As redes sociais foram tomadas por uma onda de desinformação nas últimas semanas. As notícias afirmam que proprietários que alugam imóveis por temporada (via plataformas como Airbnb) pagariam novos e altos impostos imediatos. No entanto, essa é uma informação falsa.
Essa falsa informação estaria inspirada na Lei Complementar nº 214/2025. Contudo, o texto traz, na verdade, isenções e reduções de carga para a grande maioria dos brasileiros.
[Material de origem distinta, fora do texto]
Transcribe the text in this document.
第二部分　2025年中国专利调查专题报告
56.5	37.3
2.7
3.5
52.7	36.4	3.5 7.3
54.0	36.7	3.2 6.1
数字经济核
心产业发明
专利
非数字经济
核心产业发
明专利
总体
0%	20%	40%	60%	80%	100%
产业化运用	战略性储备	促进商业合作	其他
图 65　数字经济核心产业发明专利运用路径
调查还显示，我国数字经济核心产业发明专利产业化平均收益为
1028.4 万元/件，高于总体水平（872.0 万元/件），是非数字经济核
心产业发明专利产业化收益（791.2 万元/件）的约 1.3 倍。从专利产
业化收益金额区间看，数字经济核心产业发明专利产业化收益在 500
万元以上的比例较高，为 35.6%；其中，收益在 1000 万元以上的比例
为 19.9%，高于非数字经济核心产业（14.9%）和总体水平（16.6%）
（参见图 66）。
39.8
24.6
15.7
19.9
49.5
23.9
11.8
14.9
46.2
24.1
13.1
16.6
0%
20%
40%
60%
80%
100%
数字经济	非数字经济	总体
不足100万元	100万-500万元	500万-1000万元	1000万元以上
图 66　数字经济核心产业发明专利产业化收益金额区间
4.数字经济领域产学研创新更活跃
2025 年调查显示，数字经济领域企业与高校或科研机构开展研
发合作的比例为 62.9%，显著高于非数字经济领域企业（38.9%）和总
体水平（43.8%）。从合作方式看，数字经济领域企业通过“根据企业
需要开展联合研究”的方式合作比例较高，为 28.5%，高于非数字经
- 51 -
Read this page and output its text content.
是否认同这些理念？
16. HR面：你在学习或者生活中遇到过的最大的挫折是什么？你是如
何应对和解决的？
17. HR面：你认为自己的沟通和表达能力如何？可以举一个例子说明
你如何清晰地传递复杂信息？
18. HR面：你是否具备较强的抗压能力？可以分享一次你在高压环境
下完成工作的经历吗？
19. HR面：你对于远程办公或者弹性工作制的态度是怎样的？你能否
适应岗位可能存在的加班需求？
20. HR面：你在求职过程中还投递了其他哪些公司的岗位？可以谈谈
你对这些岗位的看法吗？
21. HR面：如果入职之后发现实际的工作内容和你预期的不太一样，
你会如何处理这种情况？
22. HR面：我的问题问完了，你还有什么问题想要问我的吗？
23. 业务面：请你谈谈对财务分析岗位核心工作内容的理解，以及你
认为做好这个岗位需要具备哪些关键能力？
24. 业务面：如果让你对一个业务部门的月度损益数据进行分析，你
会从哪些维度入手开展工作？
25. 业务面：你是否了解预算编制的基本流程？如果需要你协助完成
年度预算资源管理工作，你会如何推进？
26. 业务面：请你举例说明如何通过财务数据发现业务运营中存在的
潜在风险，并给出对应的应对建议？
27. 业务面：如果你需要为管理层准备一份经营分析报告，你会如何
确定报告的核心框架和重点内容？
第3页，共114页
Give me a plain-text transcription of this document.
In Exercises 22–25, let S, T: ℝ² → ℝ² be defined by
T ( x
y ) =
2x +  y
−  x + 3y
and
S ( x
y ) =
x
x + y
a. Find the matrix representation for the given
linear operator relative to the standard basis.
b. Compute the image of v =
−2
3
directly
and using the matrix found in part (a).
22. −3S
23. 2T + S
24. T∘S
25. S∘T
Entenda os critérios reais e veja por que você, pequeno proprietário, provavelmente está fora da nova tributação.
Quem realmente terá que pagar o novo imposto?
A equiparação do aluguel por temporada à hotelaria (para fins de cobrança de IBS e CBS) só atinge grandes locadores.Para ingressar nesse novo sistema como pessoa física, você precisa cumprir dois requisitos cumulativos:
- Possuir mais de 3 imóveis locados;
- Ter uma receita anual de aluguel superior a R$ 240 mil (valor corrigido pelo IPCA).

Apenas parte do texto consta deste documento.